Parallèlement à cette évolution du rôle de ces acteurs s'est développé le concept de "Démocratie énergétique". Bien que différentes définitions (parfois floues ou contradictoires) existent, ce concept se décline en général en plusieurs principes :

  • Accès universel & Justice sociale: Tout le monde a accès à une énergie suffisante et abordable. La réduction de la consommation va de pair avec l'élimination de la pauvreté énergétique. Le système énergétique doit donner la priorité aux besoins des communautés, des ménages et des personnes marginalisées.
  • Énergie renouvelable, durable & locale : Les ressources en combustibles fossiles doivent être laissées dans le sol. Le bouquet énergétique doit être aussi renouvelable que possible et, à terme, qu'il le soit à 100 %.
  • Propriété publique & sociale : Répondre aux besoins des personnes tout en restant dans les limites planétaires nécessite que de nouvelles formes de propriété publique - par les municipalités, les collectifs de citoyens et les travailleurs - émergent pour servir l’intérêt public. Les moyens de production doivent être socialisés et démocratisés.
  • Prix juste & emplois vertueux : La transition énergétique doit être codirigée par les travailleurs afin de garantir que les emplois dans le secteur des énergies renouvelables soient créés, syndiqués et payés équitablement.
  • Sources : https://energy-democracy.net/

Quel est l'impact de cette évolution?

L’élargissement du rôle de consommateur a un impact potentiel majeur : rendre le marché de l’énergie beaucoup plus démocratique, en vue d’accélérer la transition vers un système énergétique propre, inclusif et de plus en plus résilient.

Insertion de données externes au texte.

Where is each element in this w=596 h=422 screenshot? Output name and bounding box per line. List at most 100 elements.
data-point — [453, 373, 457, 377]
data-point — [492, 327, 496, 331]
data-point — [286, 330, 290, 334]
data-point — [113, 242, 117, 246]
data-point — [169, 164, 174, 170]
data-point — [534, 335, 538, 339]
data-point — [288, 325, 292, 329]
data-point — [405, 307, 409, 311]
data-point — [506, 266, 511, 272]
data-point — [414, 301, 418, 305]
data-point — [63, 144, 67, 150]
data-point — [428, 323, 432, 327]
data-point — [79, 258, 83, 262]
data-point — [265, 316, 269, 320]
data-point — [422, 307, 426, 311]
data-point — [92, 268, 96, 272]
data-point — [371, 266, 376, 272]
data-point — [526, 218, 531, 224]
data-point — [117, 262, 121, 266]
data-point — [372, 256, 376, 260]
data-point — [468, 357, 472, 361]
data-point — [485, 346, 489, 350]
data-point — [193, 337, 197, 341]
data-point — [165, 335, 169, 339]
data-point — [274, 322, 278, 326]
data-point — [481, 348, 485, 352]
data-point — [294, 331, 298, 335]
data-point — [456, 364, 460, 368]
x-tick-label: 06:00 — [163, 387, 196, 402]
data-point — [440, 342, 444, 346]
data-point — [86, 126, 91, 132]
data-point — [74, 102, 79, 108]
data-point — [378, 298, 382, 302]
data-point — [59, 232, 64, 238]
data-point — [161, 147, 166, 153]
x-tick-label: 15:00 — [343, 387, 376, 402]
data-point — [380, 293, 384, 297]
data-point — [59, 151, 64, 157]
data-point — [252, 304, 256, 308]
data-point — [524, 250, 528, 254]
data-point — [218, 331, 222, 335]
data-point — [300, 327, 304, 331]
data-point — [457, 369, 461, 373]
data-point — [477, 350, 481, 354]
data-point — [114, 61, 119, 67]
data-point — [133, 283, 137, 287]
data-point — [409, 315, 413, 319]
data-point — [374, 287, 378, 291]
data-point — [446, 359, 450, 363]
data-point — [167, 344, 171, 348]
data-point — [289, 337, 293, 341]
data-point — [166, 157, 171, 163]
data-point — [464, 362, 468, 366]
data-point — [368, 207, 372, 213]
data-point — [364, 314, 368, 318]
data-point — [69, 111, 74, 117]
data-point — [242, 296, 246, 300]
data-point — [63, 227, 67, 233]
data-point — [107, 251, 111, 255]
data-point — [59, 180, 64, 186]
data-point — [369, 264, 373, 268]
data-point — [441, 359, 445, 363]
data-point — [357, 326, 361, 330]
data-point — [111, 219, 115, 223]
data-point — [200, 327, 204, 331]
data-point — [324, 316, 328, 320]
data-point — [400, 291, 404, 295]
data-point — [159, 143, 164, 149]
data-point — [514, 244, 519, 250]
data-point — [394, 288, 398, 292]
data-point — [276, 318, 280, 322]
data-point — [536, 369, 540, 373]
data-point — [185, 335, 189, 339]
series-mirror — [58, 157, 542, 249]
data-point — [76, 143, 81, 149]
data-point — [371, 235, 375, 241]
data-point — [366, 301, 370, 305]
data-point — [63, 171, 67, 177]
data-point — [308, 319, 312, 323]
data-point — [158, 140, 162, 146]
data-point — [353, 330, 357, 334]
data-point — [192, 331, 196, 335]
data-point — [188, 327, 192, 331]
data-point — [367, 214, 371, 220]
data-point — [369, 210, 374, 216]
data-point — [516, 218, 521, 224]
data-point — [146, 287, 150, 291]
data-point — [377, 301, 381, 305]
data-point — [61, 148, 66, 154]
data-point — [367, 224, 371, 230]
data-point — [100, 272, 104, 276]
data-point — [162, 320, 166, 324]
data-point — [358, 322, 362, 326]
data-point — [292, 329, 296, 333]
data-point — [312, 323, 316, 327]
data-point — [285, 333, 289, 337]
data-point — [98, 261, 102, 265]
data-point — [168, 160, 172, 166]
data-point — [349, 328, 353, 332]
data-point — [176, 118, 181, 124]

En effet, le fait que le système énergétique soit encore aujourd’hui aux mains de grands groupes énergétiques, très souvent impliqués dans les énergies fossiles, dont le profit à court terme est le principal objectif et ayant une grande capacité d’influence auprès des décideurs politiques, constituent un frein majeur vers cette évolution. L’arrivée d’acteurs locaux, se réappropriant les moyens de production et décentralisant le marché de l’énergie pourrait bousculer les équilibres de pouvoir existants et donc changer sérieusement la donne.

 

Comment est-on arrivé là ?

En Belgique, le système énergétique s'est progressivement construit à partir d'intercommunales et de producteurs locaux. D'un point de vue technique, le réseau a ainsi été conçu de manière centralisée, s'adossant à des centrales de plus en plus puissantes jusqu'aux premières centrales nucléaires dans les années 1970, suscitant dès le début des oppositions et des manifestations envers cette nouvelle source d'énergie. Outre l'énergie nucléaire, l'approvisionnement énergétique de la Belgique dans l'après-guerre a également été caractérisé par une importation du Moyen-Orient de grandes quantités de pétrole et de gaz bon marché. Aucun investissement significatif dans les énergies renouvelables n'a été réalisé, même après les crises pétrolières. Au milieu des années 80, les trois seules compagnies d'électricité en Belgique ont fusionné pour former Electrabel en 1990, qui a ainsi acquis un quasi-monopole.

Le mouvement coopératif est né peu de temps après. En Flandre, des citoyens engagés ont créé leur première coopérative en 1991 : Ecopower. Depuis lors, de plus en plus de citoyens se sont organisés, en vue de s’impliquer eux-mêmes dans la transition énergétique, afin de l'accélérer, plutôt que d'attendre que les grands acteurs traditionnels le fassent. A Bruxelles, les initiatives citoyennes relatives à l’énergie restent encore peu nombreuses.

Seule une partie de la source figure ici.